Custom Configurations with Prometheus Operator

If you are using Prometheus Operator, you have probably encountered an occasion where you wish that you could declare your own custom configuration.  Currently, there are a couple of use cases that require custom configurations because Prometheus Operator does not cover them.  For example, if your use case is relabeling metrics or black box probing, you will need declare your own custom configuration to accomplish these tasks.

When this article was published, custom configuration relied on a hack rather than a dedicated path method for including custom configurations.  However, since v0.19.0, this hack is not longer needed.  Prometheus Operator now allows you to include additional configs that will be merged with the configs that Prometheus Operator automatically generates.  If you are using this version or later, use the additional scrape configs feature rather than the method described here.

Before going down this rabbit hole, be warned that I am presenting a temporary work around until Prometheus Operator has better support for your use case that requires custom configuration.  Also be aware that this work around relies on hack that isn’t explicitly supported by Prometheus Operator, although the maintainers of Prometheus Operator acknowledge that the work around exists and provide some sparse documentation on how to use it.  Additionally, I have not had an opportunity to figure out how to mount the alerting rules in kubernetes 1.8+.  This issue was reported by Vinayak Saokar (@saokar).  If you can contribute to the solution, please post to the issue.

To understand how this workaround works, it helps to know how Prometheus Operator manages the configuration of each Prometheus instance deployed to your Kubernetes cluster.  When a value is assigned to the serviceMonitorSelector, Prometheus Operator creates a Kubernetes Secret object which contains the base64 encoded prometheus.yaml file used to configure Prometheus.  This secret can be inspected just like any other Kubernetes Secret.  Assuming you have an instance of prometheus deployed to the monitoring namespace via Prometheus Operator, you can inspect the secret with command below.

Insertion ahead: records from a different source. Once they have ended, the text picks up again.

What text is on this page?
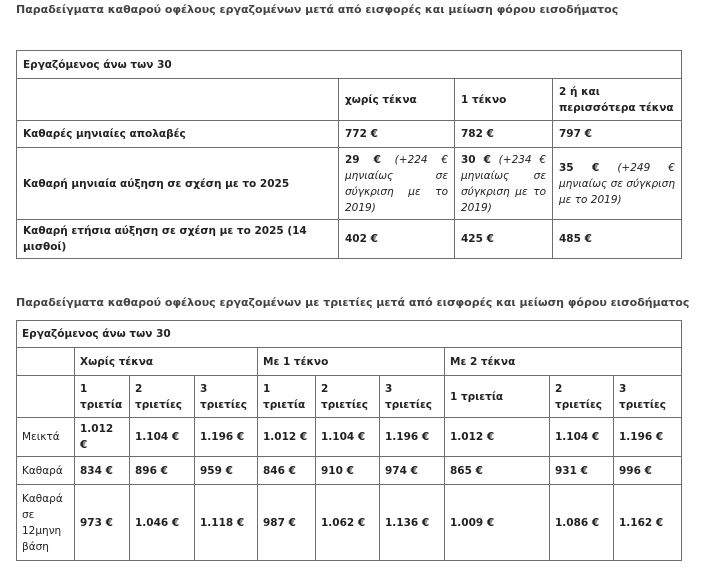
Παραδείγματα καθαρού οφέλους εργαζομένων μετά από εισφορές και μείωση φόρου εισοδήματος
Εργαζόμενος άνω των 30			
	χωρίς τέκνα	1 τέκνο	2 ή και περισσότερα τέκνα
Καθαρές μηνιαίες απολαβές	772 €	782 €	797 €
Καθαρή μηνιαία αύξηση σε σχέση με το 2025	29 € (+224 € μηνιαίως σε σύγκριση με το 2019)	30 € (+234 € μηνιαίως σε σύγκριση με το 2019)	35 € (+249 € μηνιαίως σε σύγκριση με το 2019)
Καθαρή ετήσια αύξηση σε σχέση με το 2025 (14 μισθοί)	402 €	425 €	485 €
Παραδείγματα καθαρού οφέλους εργαζομένων με τριετίες μετά από εισφορές και μείωση φόρου εισοδήματος
Εργαζόμενος άνω των 30									
	Χωρίς τέκνα			Με 1 τέκνο			Με 2 τέκνα		
	1 τριετία	2 τριετίες	3 τριετίες	1 τριετία	2 τριετίες	3 τριετίες	1 τριετία	2 τριετίες	3 τριετίες
Μεικτά	1.012 €	1.104 €	1.196 €	1.012 €	1.104 €	1.196 €	1.012 €	1.104 €	1.196 €
Καθαρά	834 €	896 €	959 €	846 €	910 €	974 €	865 €	931 €	996 €
Καθαρά σε 12μηνη βάση	973 €	1.046 €	1.118 €	987 €	1.062 €	1.136 €	1.009 €	1.086 €	1.162 €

kubectl -n monitoring get secret -o yaml

You should see a file like the one below:

apiVersion: v1
data:
  configmaps.json:
    'base64 encoded string'
  prometheus.yaml:
    'base64 encoded string'
kind: Secret
metadata:
  annotations:
    generated: "true"
  creationTimestamp: 2037-10-10T20:35:47Z
  labels:
    managed-by: prometheus-operator
  name: prometheus-<my-deployment>
  namespace: monitoring
  resourceVersion: "0000"
  selfLink: /api/v1/namespaces/monitoring/secrets/prometheus-<my-deployment>
  uid: <some-uid>
type: Opaque

Notice that there are two base64 encoded files that are passed as data in the secret.  The first is a configmaps.json file that contains a checksum for the version of prometheus.yaml that passed in the data object of the secret.  If you don’t pass Prometheus Operator a serviceMonitorSelector, you can pass your own secret in place of this one.

Let’s take advantage of this to set up blackbox probing of my website joecreager.com.  Blackbox probing simply means to probe a machine that you can’t instrument internally.  For example, I can’t instrument the applications that make google’s search engine work, but I can probe google.com to see if it is up, and to see how long it takes to respond.  The company Pingdom actually sells premium services to do just that for your own website if you are concerned with things like uptime.

To do the blackbox probing, the first thing that we need is an application to handle the probes.  I am going to use blackbox_exporter.  You can get your own copies of the configuration that I am using for blackbox_exporter here.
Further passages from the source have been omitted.